Sunday, March 22, 2009

PowerPoint: A Lesson in Visual Rhetoric

While in the process of creating a PowerPoint (PPT) for Monday night’s class, which Sue, Ryan, and I are hosting, I thought about what I wanted my second weekly blog to be about. Given the amount of PPTs the class has been creating (teachnology, class discussion, class activities, etc.), I figured I may as well blog about a lesson involving PPT – and I don’t mean using PPT to deliver a lecture or information to a class.

Rather, by using PPT as a platform to teach visual rhetoric, composition instructors can incorporate a Writing Across the Curriculum service to students. Teaching how to better manage visuals in a PPT (or similar software) presentation not only imparts the value and impact of rhetoric, but also aids students in other classes where they may be required to create PPTs.

The lesson plan would cover the creation process: Given the students already had an assignment and primary text, they would first cover some basic research sources to find images; second, select context-appropriate visuals from those sources; third, pair the image with adequate and essential text; fourth, arrange the image and text in a meaningful and rhetorically productive way; fifth, learn and exercise proper visual and textual citations.
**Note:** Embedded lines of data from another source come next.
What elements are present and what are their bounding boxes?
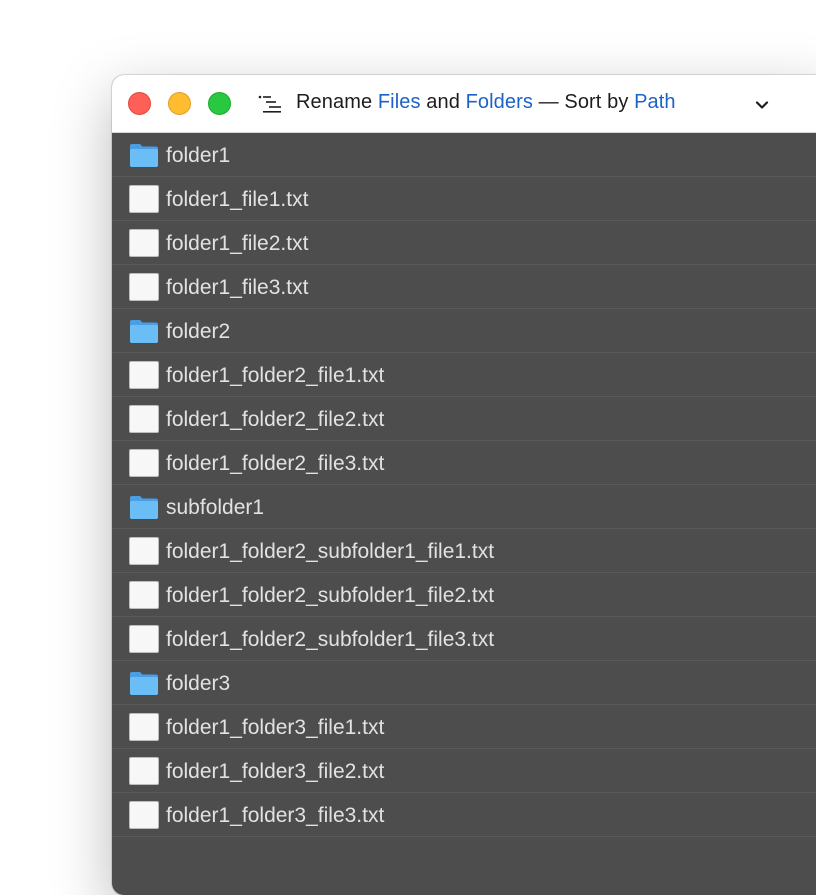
- file-row[interactable]: folder1_folder2_file1.txt: [112, 353, 816, 397]
- item-name: folder1_folder2_file1.txt: [166, 364, 385, 387]
- item-name: folder1_folder3_file1.txt: [166, 716, 385, 739]
- item-name: folder1: [166, 144, 231, 167]
- item-name: folder1_folder2_subfolder1_file2.txt: [166, 584, 495, 607]
- folder-icon: [130, 496, 158, 519]
- file-row[interactable]: folder1_folder3_file3.txt: [112, 793, 816, 837]
- file-row[interactable]: folder1_folder2_subfolder1_file3.txt: [112, 617, 816, 661]
- sort-path-token[interactable]: Path: [634, 91, 676, 113]
- title-text: Rename: [296, 91, 378, 113]
- file-icon: [129, 581, 159, 609]
- sort-folders-token[interactable]: Folders: [466, 91, 533, 113]
- window-title: Rename Files and Folders — Sort by Path: [296, 91, 676, 114]
- minimize-button[interactable]: [168, 92, 191, 115]
- file-row[interactable]: folder1_file3.txt: [112, 265, 816, 309]
- folder-icon: [130, 320, 158, 343]
- item-name: folder1_folder3_file2.txt: [166, 760, 385, 783]
- file-row[interactable]: folder1_file2.txt: [112, 221, 816, 265]
- item-name: folder1_folder2_file3.txt: [166, 452, 385, 475]
- file-row[interactable]: folder1_folder2_file3.txt: [112, 441, 816, 485]
- folder-icon: [130, 144, 158, 167]
- close-button[interactable]: [128, 92, 151, 115]
- file-row[interactable]: folder1_folder2_subfolder1_file2.txt: [112, 573, 816, 617]
- file-icon: [129, 449, 159, 477]
- item-name: folder1_folder2_subfolder1_file3.txt: [166, 628, 495, 651]
- folder-row[interactable]: folder2: [112, 309, 816, 353]
- item-name: folder2: [166, 320, 231, 343]
- item-name: folder1_file1.txt: [166, 188, 309, 211]
- item-name: subfolder1: [166, 496, 265, 519]
- title-text: — Sort by: [532, 91, 635, 113]
- title-bar: Rename Files and Folders — Sort by Path: [112, 75, 816, 133]
- list-icon[interactable]: [258, 95, 282, 113]
- folder-icon: [130, 672, 158, 695]
- folder-row[interactable]: folder3: [112, 661, 816, 705]
- file-icon: [129, 273, 159, 301]
- file-icon: [129, 757, 159, 785]
- file-icon: [129, 713, 159, 741]
- file-row[interactable]: folder1_file1.txt: [112, 177, 816, 221]
- item-name: folder1_file2.txt: [166, 232, 309, 255]
- file-icon: [129, 537, 159, 565]
- file-icon: [129, 361, 159, 389]
- item-name: folder1_folder3_file3.txt: [166, 804, 385, 827]
- folder-row[interactable]: subfolder1: [112, 485, 816, 529]
- item-name: folder1_file3.txt: [166, 276, 309, 299]
- file-icon: [129, 185, 159, 213]
- file-icon: [129, 625, 159, 653]
- file-row[interactable]: folder1_folder3_file1.txt: [112, 705, 816, 749]
- file-row[interactable]: folder1_folder2_subfolder1_file1.txt: [112, 529, 816, 573]
- file-row[interactable]: folder1_folder2_file2.txt: [112, 397, 816, 441]
- chevron-down-icon[interactable]: [754, 97, 770, 113]
- zoom-button[interactable]: [208, 92, 231, 115]
- item-name: folder1_folder2_subfolder1_file1.txt: [166, 540, 495, 563]
- sort-files-token[interactable]: Files: [378, 91, 421, 113]
- folder-row[interactable]: folder1: [112, 133, 816, 177]
- file-icon: [129, 229, 159, 257]
- file-icon: [129, 801, 159, 829]
- item-name: folder1_folder2_file2.txt: [166, 408, 385, 431]
- file-row[interactable]: folder1_folder3_file2.txt: [112, 749, 816, 793]
- app-window: Rename Files and Folders — Sort by Path …: [112, 75, 816, 895]
- title-text: and: [420, 91, 466, 113]
- item-name: folder3: [166, 672, 231, 695]
- file-icon: [129, 405, 159, 433]
- file-list: folder1 folder1_file1.txt folder1_file2.tx…: [112, 133, 816, 837]
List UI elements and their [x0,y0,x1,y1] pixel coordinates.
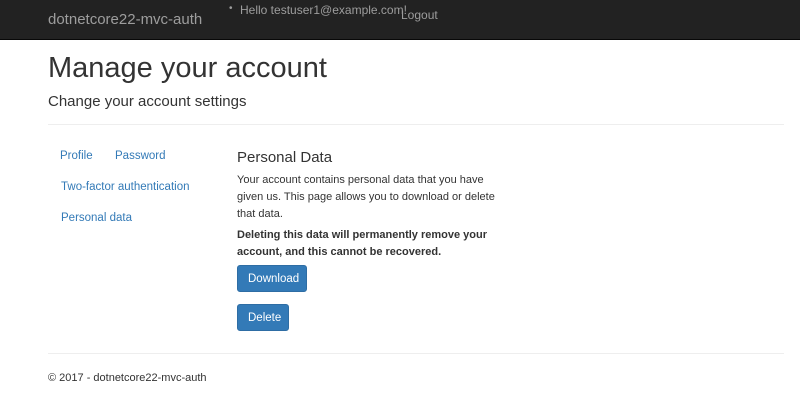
footer-divider [48,353,784,354]
nav-profile-link[interactable]: Profile [60,150,93,162]
delete-warning: Deleting this data will permanently remo… [237,229,488,258]
footer-text: © 2017 - dotnetcore22-mvc-auth [48,372,207,384]
nav-password-link[interactable]: Password [115,150,166,162]
user-greeting-link[interactable]: Hello testuser1@example.com! [240,3,407,17]
header-divider [48,124,784,125]
navbar: dotnetcore22-mvc-auth • Hello testuser1@… [0,0,800,40]
brand-link[interactable]: dotnetcore22-mvc-auth [48,11,202,28]
section-title: Personal Data [237,149,333,166]
nav-personal-data-link[interactable]: Personal data [61,212,132,224]
page-subtitle: Change your account settings [48,93,247,110]
download-button[interactable]: Download [237,265,307,292]
logout-button[interactable]: Logout [401,8,438,22]
nav-bullet-icon: • [229,3,233,14]
delete-button[interactable]: Delete [237,304,289,331]
section-description: Your account contains personal data that… [237,174,495,220]
nav-two-factor-link[interactable]: Two-factor authentication [61,181,190,193]
page-title: Manage your account [48,52,327,84]
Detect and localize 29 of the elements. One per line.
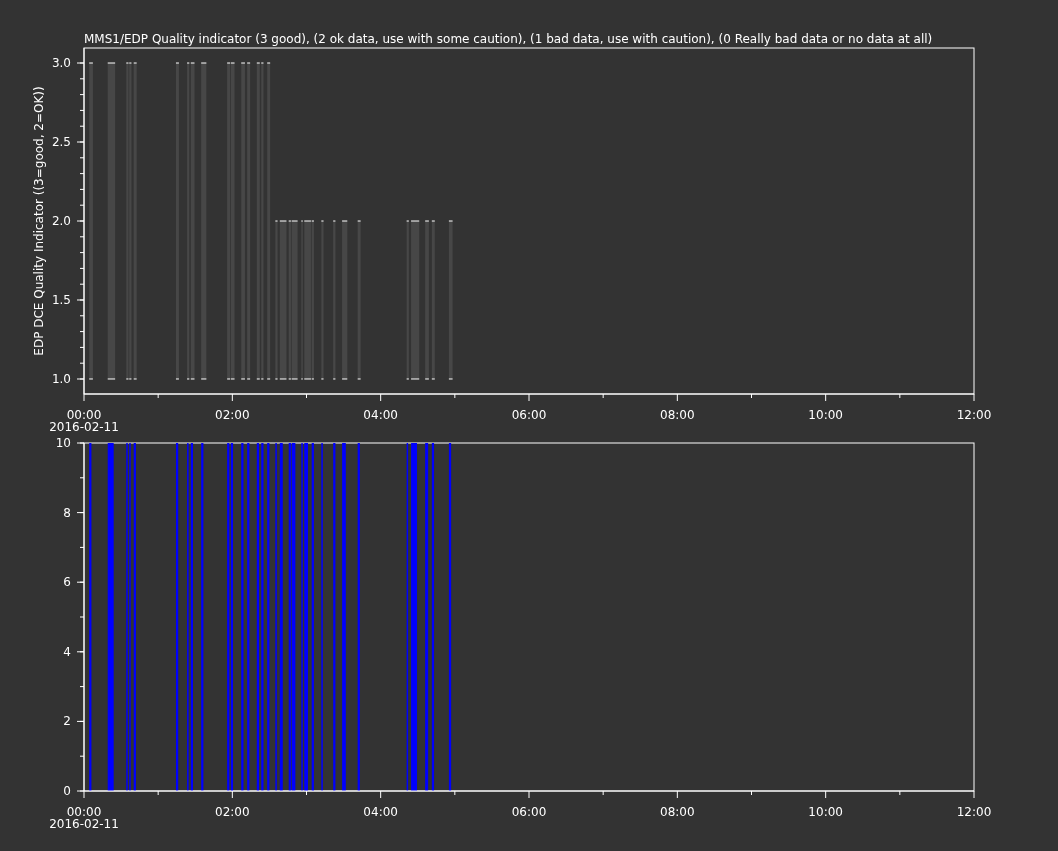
x-tick-label: 02:00 bbox=[215, 805, 250, 819]
x-tick-label: 06:00 bbox=[511, 408, 547, 422]
y-tick-label: 10 bbox=[55, 436, 71, 450]
x-tick-label: 04:00 bbox=[363, 408, 398, 422]
y-tick-label: 2 bbox=[63, 714, 71, 729]
x-tick-label: 10:00 bbox=[808, 805, 843, 819]
plot-title: MMS1/EDP Quality indicator (3 good), (2 ok data, use with some caution), (1 bad data, use with caution), (0 Really bad data or no data at all) bbox=[84, 32, 933, 46]
y-tick-label: 2.5 bbox=[51, 135, 71, 149]
y-tick-label: 6 bbox=[63, 575, 71, 590]
x-tick-label: 08:00 bbox=[660, 805, 695, 819]
y-tick-label: 8 bbox=[63, 505, 71, 520]
date-label: 2016-02-11 bbox=[49, 420, 119, 434]
y-tick-label: 1.0 bbox=[51, 372, 71, 386]
y-tick-label: 3.0 bbox=[51, 56, 71, 70]
x-tick-label: 10:00 bbox=[808, 408, 843, 422]
x-tick-label: 04:00 bbox=[363, 805, 398, 819]
x-tick-label: 12:00 bbox=[956, 805, 992, 819]
x-tick-label: 12:00 bbox=[956, 408, 992, 422]
y-axis-title: EDP DCE Quality Indicator ((3=good, 2=OK)) bbox=[32, 86, 46, 356]
y-tick-label: 4 bbox=[63, 644, 71, 659]
x-tick-label: 02:00 bbox=[215, 408, 250, 422]
y-tick-label: 2.0 bbox=[51, 214, 71, 228]
x-tick-label: 08:00 bbox=[660, 408, 695, 422]
y-tick-label: 0 bbox=[63, 784, 71, 798]
date-label: 2016-02-11 bbox=[49, 817, 119, 831]
x-tick-label: 00:00 bbox=[66, 805, 102, 819]
x-tick-label: 06:00 bbox=[511, 805, 547, 819]
x-tick-label: 00:00 bbox=[66, 408, 102, 422]
y-tick-label: 1.5 bbox=[51, 293, 71, 307]
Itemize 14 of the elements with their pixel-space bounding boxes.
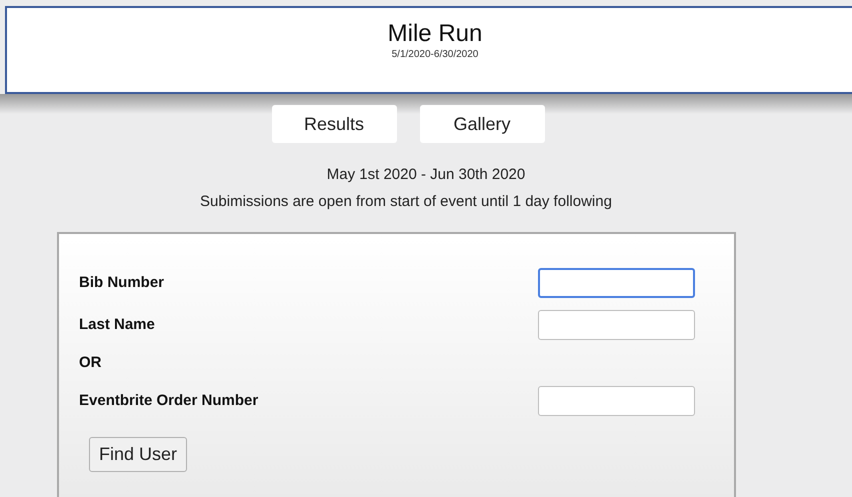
field-label: Bib Number (79, 272, 164, 293)
input-field[interactable] (538, 268, 695, 298)
field-label: Last Name (79, 314, 155, 335)
field-label: Eventbrite Order Number (79, 390, 258, 411)
separator-label: OR (79, 352, 102, 373)
find-user-button[interactable]: Find User (89, 437, 188, 472)
input-field[interactable] (538, 386, 695, 416)
event-dates: 5/1/2020-6/30/2020 (392, 48, 478, 62)
event-title: Mile Run (388, 20, 482, 48)
tab[interactable]: Results (272, 105, 396, 143)
date-range: May 1st 2020 - Jun 30th 2020 (326, 165, 526, 185)
input-field[interactable] (538, 310, 695, 340)
tab[interactable]: Gallery (420, 105, 544, 143)
notice-text: Subimissions are open from start of event until 1 day following (200, 192, 612, 212)
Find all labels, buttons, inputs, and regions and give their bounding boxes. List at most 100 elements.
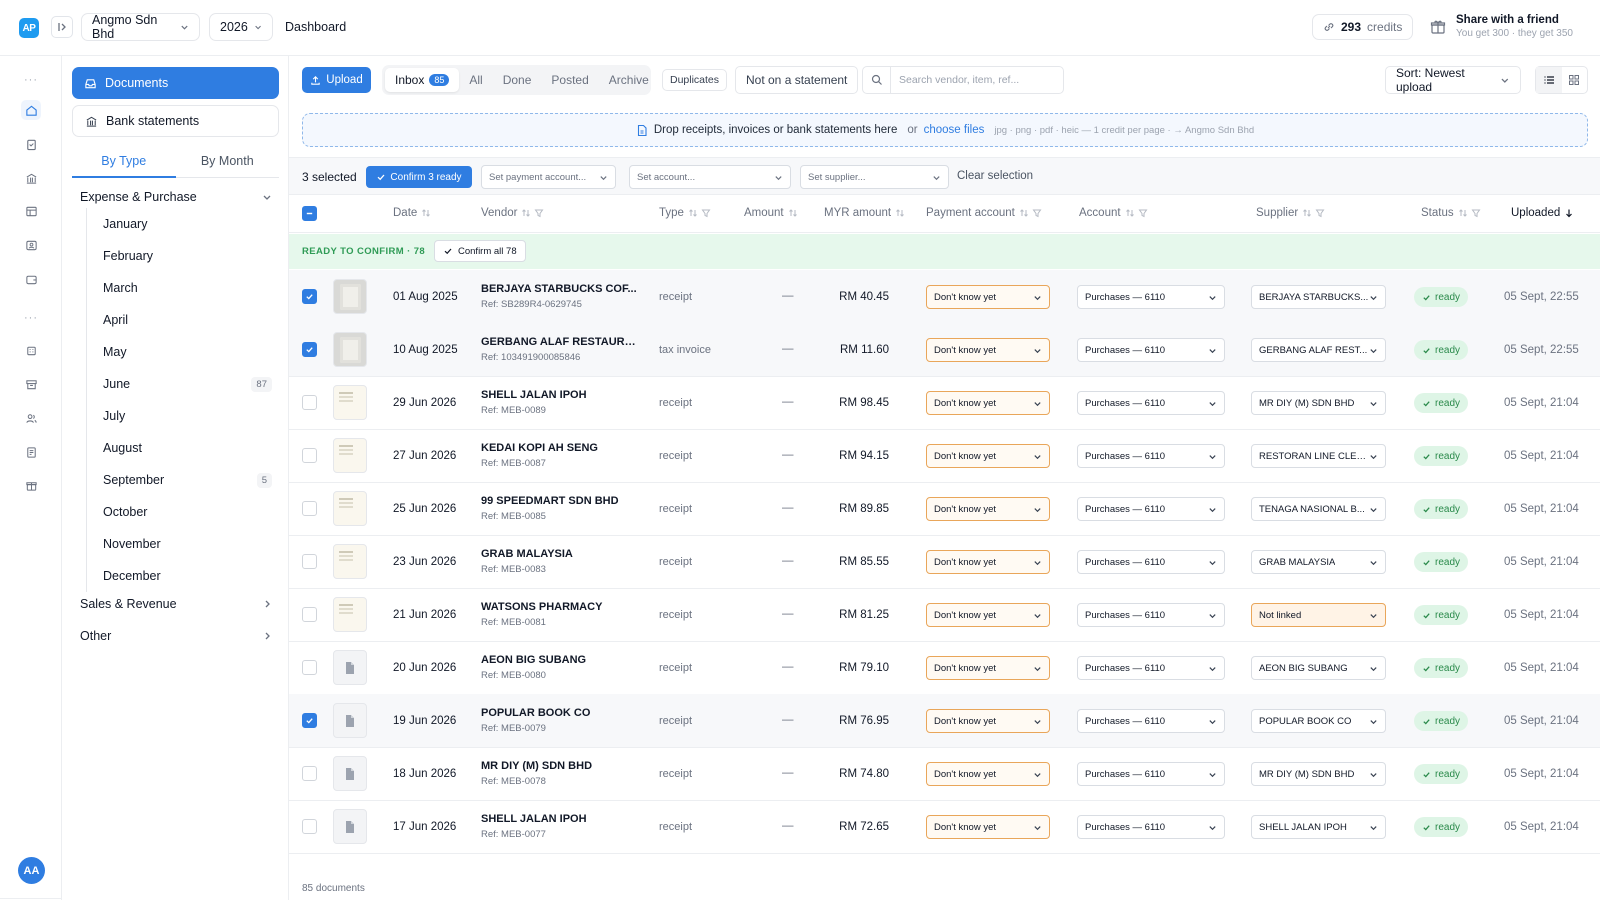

And this list is by no means comprehensive – there are still many other components to creating an academically or professionally appropriate presentation (transitions, animations, etc.).

Although the lesson is very time intensive (there is a lot of material to cover), the students will strengthen their analytical, rhetorical, textual, and visual skills. If an instructor assigns a presentation, and uses lesson plans centered on PPT and visual rhetoric leading up to that presentation, the students can follow along in the creation process: after each class they will have the tools to better format their presentation. At the end, the class can be called upon to grade each student’s presentation: they will have the tools necessary to critique and judge and praise and grade.